Follow up to Sikh American YA Novel

Posted in I'm Your Neighbor News, Indian American, Sikh American, Theme: Religious Faith

By Delanie Honda (Intern to I’m Your Neighbor)

I recently completed Shine, Coconut Moon, which Kirsten posted about last week (see the post here). Having completed this book, I wanted to follow up and reiterate Kirsten’s encouragement to purchase and read this title.

Samar, aka Sam, was raised as a typical American teenager by her mom and has given little thought to her Sikh and Indian background until her Uncle Sandeep reconnects with her family. Sam comes to learn more about her cultural background as her relationship with uncle deepens and so does the reader. Prior to reading this novel, I had little knowledge about Sikhism and by the end I had learned the correct way to pronounce “Sikh” (it’s not pronounced “seek” but the ending kh sound should be pronounced like the kh in Mikhail Gorbachev) as well as the basic foundation of the Sikh teachings.
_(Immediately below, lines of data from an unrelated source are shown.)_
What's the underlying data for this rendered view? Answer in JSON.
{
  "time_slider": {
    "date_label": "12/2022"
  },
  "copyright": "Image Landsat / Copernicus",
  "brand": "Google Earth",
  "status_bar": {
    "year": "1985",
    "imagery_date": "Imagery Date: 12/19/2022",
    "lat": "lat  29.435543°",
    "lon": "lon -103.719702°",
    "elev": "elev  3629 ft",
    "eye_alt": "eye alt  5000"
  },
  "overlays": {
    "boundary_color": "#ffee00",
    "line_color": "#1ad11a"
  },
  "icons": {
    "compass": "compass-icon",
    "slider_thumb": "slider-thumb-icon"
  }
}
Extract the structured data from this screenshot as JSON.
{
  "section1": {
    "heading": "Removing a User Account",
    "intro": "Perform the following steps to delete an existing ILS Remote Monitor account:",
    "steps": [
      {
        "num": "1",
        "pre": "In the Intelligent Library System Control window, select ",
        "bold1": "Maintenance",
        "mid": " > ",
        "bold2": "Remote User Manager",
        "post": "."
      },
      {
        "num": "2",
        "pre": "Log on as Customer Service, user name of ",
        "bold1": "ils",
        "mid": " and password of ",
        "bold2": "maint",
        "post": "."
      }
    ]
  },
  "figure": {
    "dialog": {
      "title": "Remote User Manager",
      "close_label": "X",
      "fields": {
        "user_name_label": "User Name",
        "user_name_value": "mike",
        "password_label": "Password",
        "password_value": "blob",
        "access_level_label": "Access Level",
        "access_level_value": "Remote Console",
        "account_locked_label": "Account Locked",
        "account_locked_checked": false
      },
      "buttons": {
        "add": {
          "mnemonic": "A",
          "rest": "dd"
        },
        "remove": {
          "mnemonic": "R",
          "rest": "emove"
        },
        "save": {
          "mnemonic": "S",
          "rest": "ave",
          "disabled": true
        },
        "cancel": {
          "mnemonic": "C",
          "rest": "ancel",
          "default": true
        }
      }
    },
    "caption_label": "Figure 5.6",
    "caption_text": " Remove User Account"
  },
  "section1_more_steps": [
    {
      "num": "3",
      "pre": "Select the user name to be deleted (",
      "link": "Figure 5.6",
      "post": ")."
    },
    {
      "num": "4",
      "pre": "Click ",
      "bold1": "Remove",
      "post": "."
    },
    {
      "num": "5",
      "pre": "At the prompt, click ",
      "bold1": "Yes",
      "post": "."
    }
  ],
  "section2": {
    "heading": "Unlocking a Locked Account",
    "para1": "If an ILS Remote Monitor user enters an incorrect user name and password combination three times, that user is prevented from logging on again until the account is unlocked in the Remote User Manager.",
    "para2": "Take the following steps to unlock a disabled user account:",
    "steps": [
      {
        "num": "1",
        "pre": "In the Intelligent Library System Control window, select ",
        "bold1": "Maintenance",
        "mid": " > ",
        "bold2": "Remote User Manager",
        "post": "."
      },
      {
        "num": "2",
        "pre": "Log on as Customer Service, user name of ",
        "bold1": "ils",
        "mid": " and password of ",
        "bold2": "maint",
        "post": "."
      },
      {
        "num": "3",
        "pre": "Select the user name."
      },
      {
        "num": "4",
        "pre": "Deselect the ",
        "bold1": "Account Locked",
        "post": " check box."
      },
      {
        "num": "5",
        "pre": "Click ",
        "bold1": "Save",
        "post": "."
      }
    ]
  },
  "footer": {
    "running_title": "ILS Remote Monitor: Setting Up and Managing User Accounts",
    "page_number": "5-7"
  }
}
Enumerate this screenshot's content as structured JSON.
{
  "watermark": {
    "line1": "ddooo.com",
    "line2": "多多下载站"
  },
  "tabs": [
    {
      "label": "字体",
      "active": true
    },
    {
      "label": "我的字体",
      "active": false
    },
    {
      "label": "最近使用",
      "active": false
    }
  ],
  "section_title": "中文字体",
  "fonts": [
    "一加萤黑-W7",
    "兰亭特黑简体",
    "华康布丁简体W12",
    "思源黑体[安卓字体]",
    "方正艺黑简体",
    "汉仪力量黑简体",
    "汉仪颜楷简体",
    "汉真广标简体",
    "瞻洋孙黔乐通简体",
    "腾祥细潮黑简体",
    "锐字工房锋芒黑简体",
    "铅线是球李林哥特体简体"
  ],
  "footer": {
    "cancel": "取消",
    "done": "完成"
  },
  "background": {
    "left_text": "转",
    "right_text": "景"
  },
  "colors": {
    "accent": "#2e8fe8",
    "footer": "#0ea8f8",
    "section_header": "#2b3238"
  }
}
Neesha Meminger is a fantastic writer, not only because she creates wonderful characters like Sam who readers can relate to, but also because she actively writes about topics like diversity in YA literature and writing about characters of color. Her blog, guest posts and interviews have all been extremely interesting to read and are accessable through her website here.

Towards the end of the novel, the Sikh temple Sam’s uncle attends is attacks with a makeshift bomb. While fictional, it has an eerily connection to the Wisconsin bombing that occured earlier this month. I found it alarming that the book takes place immediately after September 11th, yet here we are nearly eleven years later and groups like the Sikh are still targets of violent attacks. It’s clear to me that books like Shine, Coconut Moon and authors like Neesha Meminger are needed more than ever so that we can educate ourselves and prevent future attacks that are based on ignorance and prejudices.